We are coming up on the time of the season that the tullibee bite will start getting more active and chased more by anglers. The popularity of catching tullibee in the later ice season has grown every year, especially over the last 5-8 years.

They are willing biters and aggressive to attack flashy spoons tipped with minnow heads. They are scrappy fighters on the end of your line. Look for them over the deepest soft water basin areas on the lakes that hold them in the area. You can check the DNR website to find the lakes with the best populations.

Most anglers smoke them, but they can be steamed or pickled as well. They are not as good a fish in the frying pan as other available fish. For smoking, some cut the head off and slit the belly and clean, much like a trout. You can also butterfly fillet them and de-skin them for smoking, steaming or pickling. They have a Y-bone, kind of like a northern, so removing that before smoking or steaming is a good idea, but it’s not as much of an issue if they are going to be pickled.

Eelpout (burbot or freshwater cod) have also grown in popularity for being targeted as a desired fish, instead of the accidentally-caught fish they were in the past.

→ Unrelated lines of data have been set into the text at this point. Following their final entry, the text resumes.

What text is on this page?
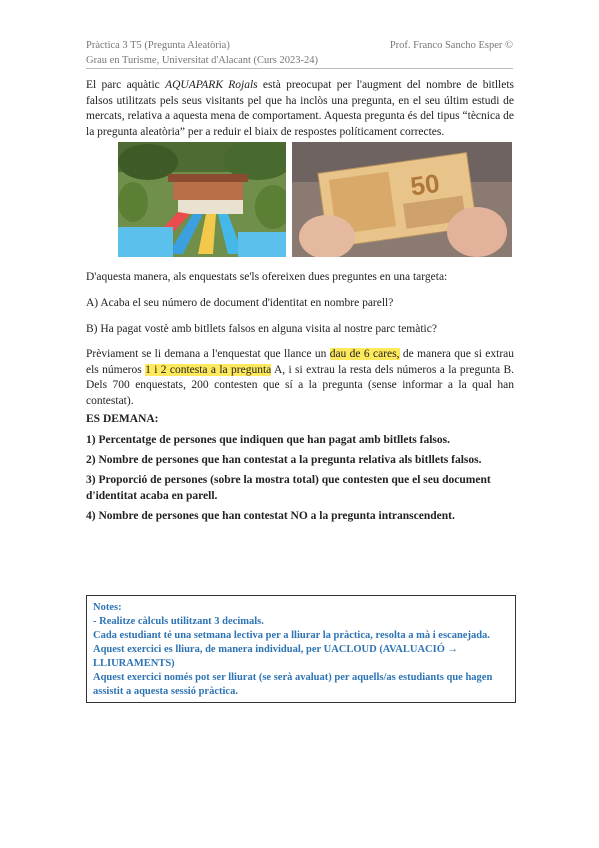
Pràctica 3 T5 (Pregunta Aleatòria)
Grau en Turisme, Universitat d'Alacant (Curs 2023-24)
Prof. Franco Sancho Esper ©
El parc aquàtic AQUAPARK Rojals està preocupat per l'augment del nombre de bitllets falsos utilitzats pels seus visitants pel que ha inclòs una pregunta, en el seu últim estudi de mercats, relativa a aquesta mena de comportament. Aquesta pregunta és del tipus “tècnica de la pregunta aleatòria” per a reduir el biaix de respostes políticament correctes.
50
D'aquesta manera, als enquestats se'ls ofereixen dues preguntes en una targeta:
A) Acaba el seu número de document d'identitat en nombre parell?
B) Ha pagat vostè amb bitllets falsos en alguna visita al nostre parc temàtic?
Prèviament se li demana a l'enquestat que llance un dau de 6 cares, de manera que si extrau els números 1 i 2 contesta a la pregunta A, i si extrau la resta dels números a la pregunta B. Dels 700 enquestats, 200 contesten que sí a la pregunta (sense informar a la qual han contestat).
ES DEMANA:
1) Percentatge de persones que indiquen que han pagat amb bitllets falsos.
2) Nombre de persones que han contestat a la pregunta relativa als bitllets falsos.
3) Proporció de persones (sobre la mostra total) que contesten que el seu document d'identitat acaba en parell.
4) Nombre de persones que han contestat NO a la pregunta intranscendent.
Notes:
- Realitze càlculs utilitzant 3 decimals.
Cada estudiant té una setmana lectiva per a lliurar la pràctica, resolta a mà i escanejada.
Aquest exercici es lliura, de manera individual, per UACLOUD (AVALUACIÓ → LLIURAMENTS)
Aquest exercici només pot ser lliurat (se serà avaluat) per aquells/as estudiants que hagen assistit a aquesta sessió pràctica.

Again, only some of the lakes hold populations of them in our area. Lake of the Woods and Leech have always been more known for eelpout catches. This is the time of year you can start locating them close to mid-lake rock piles. They are also willing biters and good fighters. Many times referred to as “poor man’s lobster,” they are commonly cooked by boiling chunks in salt water and dipping in butter.

There are several ways to clean them, and many anglers have made videos demonstrating techniques that can be searched online. The back straps are the most desirable for eating, but all the meat, including the belly meat, can be consumed.

Just know, you always have choices when it comes to fish to catch and fish to eat.